EBV DNA loads(with a cutoff value of 4000 copies/mL) is considered to predict survival outcomes in NPC patients. Lan et al. illustrates EBV DNA’s superiority over TNM staging in predicting progression-free survival (PFS), distant metastasis-free survival (DMFS), and locoregional relapse-free survival (LRRFS), whereas the predictive value of the combination of pre-DNA and mid-DNA on OS is lower than that of the TNM stage [41]. In our research, while EBV DNA demonstrated significance in univariate analysis, it lost significance in the multivariate model, which could partly be attributed to complex biological interactions between EBV DNA and other clinical-pathological features, like collinearity with T and N, although the Variance Inflation Factors (VIFs) for T and N at 6.8 and 9.5, respectively, suggest collinearity below the commonly accepted threshold of statistical concern (VIF < 10). Also, our previous study [42] on sarcopenia and NPC prognosis also found that EBV-DNA levels were significant in univariate but not in multivariate analysis for OS. To better elucidate EBV DNA’s role in NPC prognosis, further additional analyses through increasing sample size to enhance statistical power or conducting multi-center studies to validate EBV DNA’s prognostic value need to plan to refine our present research.

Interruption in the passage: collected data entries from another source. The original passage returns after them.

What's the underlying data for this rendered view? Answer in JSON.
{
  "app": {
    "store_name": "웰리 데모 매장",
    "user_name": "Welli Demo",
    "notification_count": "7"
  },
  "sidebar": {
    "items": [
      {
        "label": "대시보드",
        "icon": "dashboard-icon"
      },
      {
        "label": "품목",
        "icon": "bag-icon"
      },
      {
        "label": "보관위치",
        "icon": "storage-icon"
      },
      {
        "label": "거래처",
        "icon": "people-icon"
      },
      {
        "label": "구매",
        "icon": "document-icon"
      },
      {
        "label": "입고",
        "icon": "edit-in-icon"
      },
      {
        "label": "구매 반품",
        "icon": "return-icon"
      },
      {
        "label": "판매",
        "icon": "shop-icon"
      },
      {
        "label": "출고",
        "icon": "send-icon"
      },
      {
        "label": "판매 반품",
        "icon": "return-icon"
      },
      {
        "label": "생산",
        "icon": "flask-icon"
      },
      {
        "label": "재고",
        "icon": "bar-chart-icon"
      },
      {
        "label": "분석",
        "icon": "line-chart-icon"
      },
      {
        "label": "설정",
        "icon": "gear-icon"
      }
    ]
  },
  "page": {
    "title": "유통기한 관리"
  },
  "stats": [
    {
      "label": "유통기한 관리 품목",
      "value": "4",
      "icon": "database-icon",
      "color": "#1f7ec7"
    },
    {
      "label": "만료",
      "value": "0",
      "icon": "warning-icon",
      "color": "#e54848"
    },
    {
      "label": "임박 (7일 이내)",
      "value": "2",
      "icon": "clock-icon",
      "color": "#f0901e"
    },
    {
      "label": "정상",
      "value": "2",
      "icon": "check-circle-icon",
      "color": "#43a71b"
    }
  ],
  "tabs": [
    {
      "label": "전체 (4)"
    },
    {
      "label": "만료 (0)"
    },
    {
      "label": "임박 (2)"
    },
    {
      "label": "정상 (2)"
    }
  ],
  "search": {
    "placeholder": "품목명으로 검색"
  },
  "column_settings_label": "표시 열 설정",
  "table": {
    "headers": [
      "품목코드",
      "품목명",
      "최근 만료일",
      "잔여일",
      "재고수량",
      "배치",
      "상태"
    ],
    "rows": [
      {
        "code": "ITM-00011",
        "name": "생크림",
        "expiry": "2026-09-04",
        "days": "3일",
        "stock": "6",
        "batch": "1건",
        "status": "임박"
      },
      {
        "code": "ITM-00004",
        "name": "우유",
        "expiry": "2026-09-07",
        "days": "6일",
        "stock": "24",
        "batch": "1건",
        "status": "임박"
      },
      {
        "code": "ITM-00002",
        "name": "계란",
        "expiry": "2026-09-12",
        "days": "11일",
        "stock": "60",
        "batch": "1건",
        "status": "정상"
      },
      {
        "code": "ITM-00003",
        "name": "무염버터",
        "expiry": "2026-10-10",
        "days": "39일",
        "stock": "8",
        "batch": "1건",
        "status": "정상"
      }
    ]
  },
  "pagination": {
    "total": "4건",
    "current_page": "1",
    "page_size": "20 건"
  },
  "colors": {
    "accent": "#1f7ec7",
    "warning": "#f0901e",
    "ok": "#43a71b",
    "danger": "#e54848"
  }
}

Additionally, the age, N stage, and T stage were other independent prognostic indicators correlated with OS for NPC patients treated with CCRT. These results are consistent with previous research results [18, 43]. Therefore, we combined these independent factors with the simplified, affordable, and non-invasive serum markers to develop a nomogram to predict OS in NPC patients, which might offer a potential guide for individual clinical care. For example, a more intensive treatment approach might be required in patients with high scores using the nomogram model system, with anticoagulants or human serum albumin as support treatment plan.

Limitations

The limitations of this investigation are: Firstly, the retrospective design inherently introduced an element of selection bias, which could potentially confound the results. Secondly, the development of the prognostic model relied solely on a patient cohort derived from a single institution, may underscoring the necessity for rigorous external validation using high-quality data procured from multiple centers. Furthermore, the variability of PAR status across time and its susceptibility to influence from diverse clinical contexts represent additional sources of complexity that were not fully accounted for in this analysis. Moreover, to strengthen the conclusiveness of our findings, future endeavors include plans to accumulate supplementary data for dynamic assessment and to embark upon a prospective multicenter research endeavor aimed at corroborating these preliminary observations. This strategic approach seeks to address the current limitations and enhance the generalizability and robustness of our proposed prognostic model.

Conclusions

In the context of NPC patients undergoing CCRT, the novel nutritional-inflammatory biomarker PAR emerges as a promising, cost-efficient, easily accessible, non-invasive, and potentially valuable predictor of prognosis. The predictive efficacy of the nomogram incorporating the PAR score exceeded that of the conventional staging approach, thereby indicating its potential as an enhanced prognostic tool in this clinical setting. A predictive nomogram model was thus established, providing a simple way to group patients into different treatment reaction of CCRT.